In 1902, Paterson ran as an independent candidate in a byelection for the provincial riding of North Victoria prompted by the death of the incumbent, John Paton Booth. He defeated a government-aligned candidate by 43 votes (12% of the votes cast). For the 1903 election, the North Victoria riding was abolished during redistribution, and Thomas ran as a Liberal candidate in the newly created riding of The Islands. He defeated a Conservative candidate by 67 votes (19% of the votes cast). In the 1907 election, a new Conservative candidate won by 6 votes (2% of votes cast), and Thomas was unseated.

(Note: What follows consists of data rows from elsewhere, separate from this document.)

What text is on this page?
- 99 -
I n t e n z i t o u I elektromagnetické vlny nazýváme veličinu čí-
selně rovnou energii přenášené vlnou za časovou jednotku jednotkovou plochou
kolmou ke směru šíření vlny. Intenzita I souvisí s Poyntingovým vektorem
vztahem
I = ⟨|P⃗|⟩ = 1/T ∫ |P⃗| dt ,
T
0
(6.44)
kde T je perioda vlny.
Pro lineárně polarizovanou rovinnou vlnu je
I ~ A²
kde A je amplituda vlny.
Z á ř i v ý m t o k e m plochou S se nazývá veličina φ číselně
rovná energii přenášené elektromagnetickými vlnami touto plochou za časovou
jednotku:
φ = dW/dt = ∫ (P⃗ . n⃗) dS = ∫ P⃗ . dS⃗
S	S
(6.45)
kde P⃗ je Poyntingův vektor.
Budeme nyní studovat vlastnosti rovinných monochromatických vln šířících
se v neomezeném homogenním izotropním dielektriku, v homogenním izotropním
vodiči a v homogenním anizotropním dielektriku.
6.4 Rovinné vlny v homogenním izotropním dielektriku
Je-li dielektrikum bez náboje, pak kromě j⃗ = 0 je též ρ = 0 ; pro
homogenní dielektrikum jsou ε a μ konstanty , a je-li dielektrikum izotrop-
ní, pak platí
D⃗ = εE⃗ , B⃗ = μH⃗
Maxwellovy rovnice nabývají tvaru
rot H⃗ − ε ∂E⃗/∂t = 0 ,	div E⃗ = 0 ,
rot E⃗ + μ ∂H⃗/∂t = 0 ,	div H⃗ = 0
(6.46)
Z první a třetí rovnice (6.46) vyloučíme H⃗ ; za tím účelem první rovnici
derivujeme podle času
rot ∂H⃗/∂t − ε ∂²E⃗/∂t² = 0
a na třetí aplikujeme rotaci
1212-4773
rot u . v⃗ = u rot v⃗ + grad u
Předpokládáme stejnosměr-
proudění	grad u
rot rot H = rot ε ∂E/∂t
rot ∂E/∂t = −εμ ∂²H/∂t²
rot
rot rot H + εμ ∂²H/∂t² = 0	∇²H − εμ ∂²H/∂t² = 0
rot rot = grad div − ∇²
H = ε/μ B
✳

In 1907, he was defeated when running for mayor of Victoria.

From 1909 to 1914, he was the Lieutenant Governor of British Columbia. In 1912, he presented a cup to the Pacific Coast Hockey Association. The cup was first won by the New Westminster Royals, who were PCHA champions in the PCHA's first season.

== Family and personal life ==

Born in Darvel, Scotland, he immigrated to Canada with his parents. He was raised in Ontario.

Paterson married Emma Elizabeth Riley, the daughter of George Riley in Victoria on November 25, 1886. Paterson retired in 1914. He died in Victoria on August 28, 1921, and was buried in Ross Bay Cemetery.